When I first wrote “Lilac,” both the story and the characters were completely different. The main character, Lilac, was a fourteen-year-old homeless girl who became an assassin, eventually mentored by an aging former CIA hit man whose career ended badly. The ramp-up to that idea was my disappointment with how the film, Leon (The Professional is the title of the sanitized U.S. version) dealt with the character of young Matilda at the end. She walks away from the now dead Leon, her mentor throughout the film, mends her ways, goes back to school, and sticks Leon’s treasured plant in the ground to complete the planting-roots metaphor.

Well, folks, I wanted Matilda to take up Leon’s craft as an assassin. She even says somewhere in the film that she’s getting really good at helping him.

But, for whatever reasons, the filmmakers chose the moral high ground.

So I simply wrote the story I wanted to see. And even though I actually had someone who could play the part of Lilac, she was not ready to be as rough and tough as the character needed to be. And I felt that sort of hesitation would be obvious to an audience.

At that point, I did a complete reversal and created a younger Lilac and wrote the after-school-special version (same title) wherein Lilac was about ten and was competing with a slightly older boy for the honor of being considered the best detective in elementary school.

While I liked the characters and their story, I felt that the whole thing was way too mellow.

And besides, when I write, “dark & edgy” ALWAYS creeps in. No matter what I do. Honestly, stories and characters are way more interesting that way.

So I essentially took Lilac the assassin and Lilac the child detective and merged them into one homeless ten-year-old vigilante. The log line for the series then became: “What if Robin Hood was a homeless ten-year-old girl living in a modern city.”

Now let’s flashback about four paragraphs to the elementary school detective version of Lilac.

I needed a ten-year-old actress who could carry off the lead in a potentially long storyline. I immediately thought of one of the extras I’d cast in my short silent film, “The Bench.” She had a brief appearance in a dream sequence. She was one of six kids in it and one of them got to dangle a dead mouse in front of one of the older actors’ faces. I decided to shoot six takes so each child could have the fun of doing that. Well, this particular young actress – she was only eight at the time – not only dangled the mouse superbly, she made sure each of the other kids got his turn. She became, in essence, a temporary 2nd AD.

But it wasn’t so much THAT she did it but more about HOW she did it. She was a gentle leader and every single kid listened to her. She never had to establish herself as the “authority,” but for some reason, everyone did what she said. She was forceful without being over bearing.

So it was about six months later that I realized: This is my “Lilac.”

I arranged to meet with her and her parents.
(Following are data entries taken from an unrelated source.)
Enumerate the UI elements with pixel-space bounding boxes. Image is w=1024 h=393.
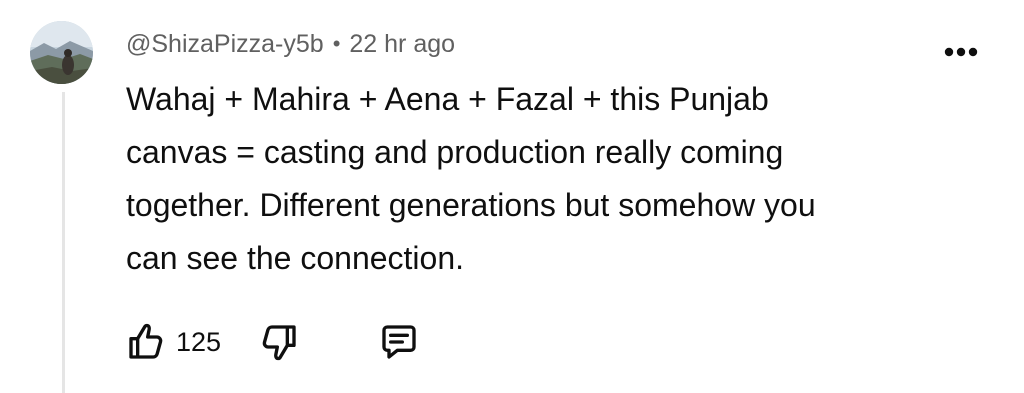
- thumbs-up-icon: [129, 323, 163, 359]
- comment-header: @ShizaPizza-y5b • 22 hr ago: [126, 26, 455, 62]
- like-button[interactable]: [124, 316, 168, 368]
- comment-reply-icon: [382, 325, 416, 359]
- comment-line: canvas = casting and production really c…: [126, 134, 784, 170]
- timestamp[interactable]: 22 hr ago: [349, 30, 455, 59]
- comment-line: together. Different generations but some…: [126, 187, 816, 223]
- more-options-icon: [944, 47, 978, 57]
- author-name[interactable]: @ShizaPizza-y5b: [126, 30, 324, 59]
- dislike-button[interactable]: [257, 316, 301, 368]
- reply-button[interactable]: [377, 316, 421, 368]
- comment-actions: 125: [124, 316, 421, 368]
- comment-line: can see the connection.: [126, 240, 465, 276]
- like-count: 125: [176, 326, 222, 357]
- avatar-image: [30, 21, 93, 84]
- comment-text: Wahaj + Mahira + Aena + Fazal + this Pun…: [126, 73, 976, 285]
- comment-line: Wahaj + Mahira + Aena + Fazal + this Pun…: [126, 81, 769, 117]
- thread-line: [62, 92, 65, 393]
- comment-card: @ShizaPizza-y5b • 22 hr ago Wahaj + Mahi…: [0, 0, 1024, 393]
- more-options-button[interactable]: [941, 38, 981, 66]
- meta-separator: •: [332, 31, 341, 56]
- thumbs-down-icon: [262, 325, 296, 361]
- avatar[interactable]: [30, 21, 93, 84]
Here was the kind of family every child in the world would pick if they could order a family from a catalog. And the young actress? Super smart. Articulate, with impeccable diction. And could not take a bad photograph if she tried.

But the most important part – and this is really my casting mantra – is that she expressed the perfect blend of strength and vulnerability. Because it is my opinion that strength will carry a character through a story, but it is her vulnerability that will bring the audience along with her.

So… many meetings, discussions, improvisations, and rehearsal assistances began to reveal the personality that would ultimately drive my writing and create this tough but caring character who has absolutely nothing in the world except her crossbow and the unflinching desire to fix the very same world she perceives as horribly broken… Lilac.